LALITHA. The young woman of Indian descent who has two passions – anti-overpopulation and her boss, Walter Berglund.

My choice Freida Pinto. The book describes Lalitha as having round features like Aishwarya Rai, who isn’t on the age range as the character. There’s a calming sense to her performance in Slumdog Millionaire, and the sexual element is obviously in there as well.

JOEY BERGLUND. The wonder boy who’s rebelling from his parents through sexual relations with Connie Monaghan and through Republicanism.

My choice. Anton Yelchin. This’ll be a jump from Yelchin, whose foray into science fiction films make him seem benevolent and dorky. But young minds can absorb. Plus he can still pretend to be in high school, depending on what the film wants him to be. The only questions are how he’s going to look with blonde hair and a little beer weight?

RICHARD KATZ. Truncated from the hardcover’s leaflet thingy, he’s an outre rocker and Walter Berglund’s best friend and rival. But what is he still doing in the picture?

My choice: Unknown This is a cop-out, but every source material has a role that’s hard to cast. It’s better for a casting director to scour the earth and find someone out of a thousand people other than saying Depp or Bale or Leo. Colin Farrell might do if he looked the part.

WALTER BERGLUND. As a nature lover, working for Big Coal becomes the career move that gets him in the New York Times. Has Freudian rivalry issues with his best friend, his son, his father and brothers.

My choice: Paul Rudd. Ageless Paul Rudd. We need someone sincere to open up to Patty as he talks about how mean her best friend Eliza is Sure he hasn’t done drama since The Object of My Affection, but you can’t lose that kind of training. His comic side might help reduce tensions in many scenes while arguing with Joey or his wife Patty and will help him while thinking about overpopulation statistics and going ballistic on a pill-addled speech that goes viral, pre-Youtube days. Thinking about Paul Rudd made me realize what a funny character Walter is.

PATTY BERGLUND nee EMERSON. The basketball star turned perfect housewife to bored, drinking housewife who wallows in self-pity and writes her autobiography for therapy.

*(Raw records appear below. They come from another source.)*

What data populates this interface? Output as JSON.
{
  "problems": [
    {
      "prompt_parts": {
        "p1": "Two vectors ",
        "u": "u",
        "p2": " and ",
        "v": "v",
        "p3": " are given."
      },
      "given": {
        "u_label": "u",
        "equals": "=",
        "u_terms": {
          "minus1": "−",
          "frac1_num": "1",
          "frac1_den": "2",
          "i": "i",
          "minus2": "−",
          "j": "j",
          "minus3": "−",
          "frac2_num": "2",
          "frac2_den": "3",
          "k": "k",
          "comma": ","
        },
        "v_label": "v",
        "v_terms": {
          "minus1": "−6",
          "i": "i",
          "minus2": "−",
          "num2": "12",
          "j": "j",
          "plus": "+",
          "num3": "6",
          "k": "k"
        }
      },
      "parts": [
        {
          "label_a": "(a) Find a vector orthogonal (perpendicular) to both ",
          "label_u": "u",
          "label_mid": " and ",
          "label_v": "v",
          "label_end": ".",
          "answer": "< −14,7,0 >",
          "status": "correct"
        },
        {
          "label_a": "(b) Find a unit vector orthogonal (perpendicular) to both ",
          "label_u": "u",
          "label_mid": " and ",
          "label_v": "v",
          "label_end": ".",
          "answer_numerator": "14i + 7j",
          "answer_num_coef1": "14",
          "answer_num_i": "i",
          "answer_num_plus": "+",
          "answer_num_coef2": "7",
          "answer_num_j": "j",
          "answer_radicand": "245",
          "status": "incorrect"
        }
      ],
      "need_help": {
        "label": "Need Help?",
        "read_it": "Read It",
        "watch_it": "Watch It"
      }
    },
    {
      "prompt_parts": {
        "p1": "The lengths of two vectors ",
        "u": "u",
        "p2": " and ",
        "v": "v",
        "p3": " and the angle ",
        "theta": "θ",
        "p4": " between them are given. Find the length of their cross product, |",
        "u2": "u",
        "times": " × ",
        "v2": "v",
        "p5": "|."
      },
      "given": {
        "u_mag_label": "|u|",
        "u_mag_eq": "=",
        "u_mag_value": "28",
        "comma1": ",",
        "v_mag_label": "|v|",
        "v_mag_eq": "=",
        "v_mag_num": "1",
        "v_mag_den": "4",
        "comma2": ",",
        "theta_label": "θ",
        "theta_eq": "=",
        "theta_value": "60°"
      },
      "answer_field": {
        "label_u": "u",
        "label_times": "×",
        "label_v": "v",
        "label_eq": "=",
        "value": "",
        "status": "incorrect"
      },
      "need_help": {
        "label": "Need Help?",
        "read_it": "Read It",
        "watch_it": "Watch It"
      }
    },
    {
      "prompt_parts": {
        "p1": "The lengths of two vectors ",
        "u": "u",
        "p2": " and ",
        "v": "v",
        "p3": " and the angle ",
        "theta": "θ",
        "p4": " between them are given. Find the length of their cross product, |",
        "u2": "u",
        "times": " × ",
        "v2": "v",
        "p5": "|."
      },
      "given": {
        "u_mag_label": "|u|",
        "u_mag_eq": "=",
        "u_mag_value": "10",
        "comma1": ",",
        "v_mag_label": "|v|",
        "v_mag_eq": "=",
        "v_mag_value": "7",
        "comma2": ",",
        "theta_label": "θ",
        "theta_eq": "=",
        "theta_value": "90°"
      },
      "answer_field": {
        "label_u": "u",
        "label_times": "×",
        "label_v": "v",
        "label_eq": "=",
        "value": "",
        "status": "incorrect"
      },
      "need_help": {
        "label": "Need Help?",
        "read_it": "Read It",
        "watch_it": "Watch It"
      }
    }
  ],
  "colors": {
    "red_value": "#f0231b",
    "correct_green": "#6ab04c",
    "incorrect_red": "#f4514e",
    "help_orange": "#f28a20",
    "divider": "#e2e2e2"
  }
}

My choice: Michelle Monaghan. ‘I’m 34. I’m a baby,’ Monaghan says in Kiss Kiss Bang Bang five and a half years ago. Although she looks more mature in Somewhere, the blogger is sure she can still fit in as a young blonde girl in a college basketball team and eventually transform herself into an older Washington housewife. She has the hardness in her voice to nail ‘Did Walter ever tell you I slashed Blake’s snow tires?’ and humour and goodwill to bring Patty to our sympathies.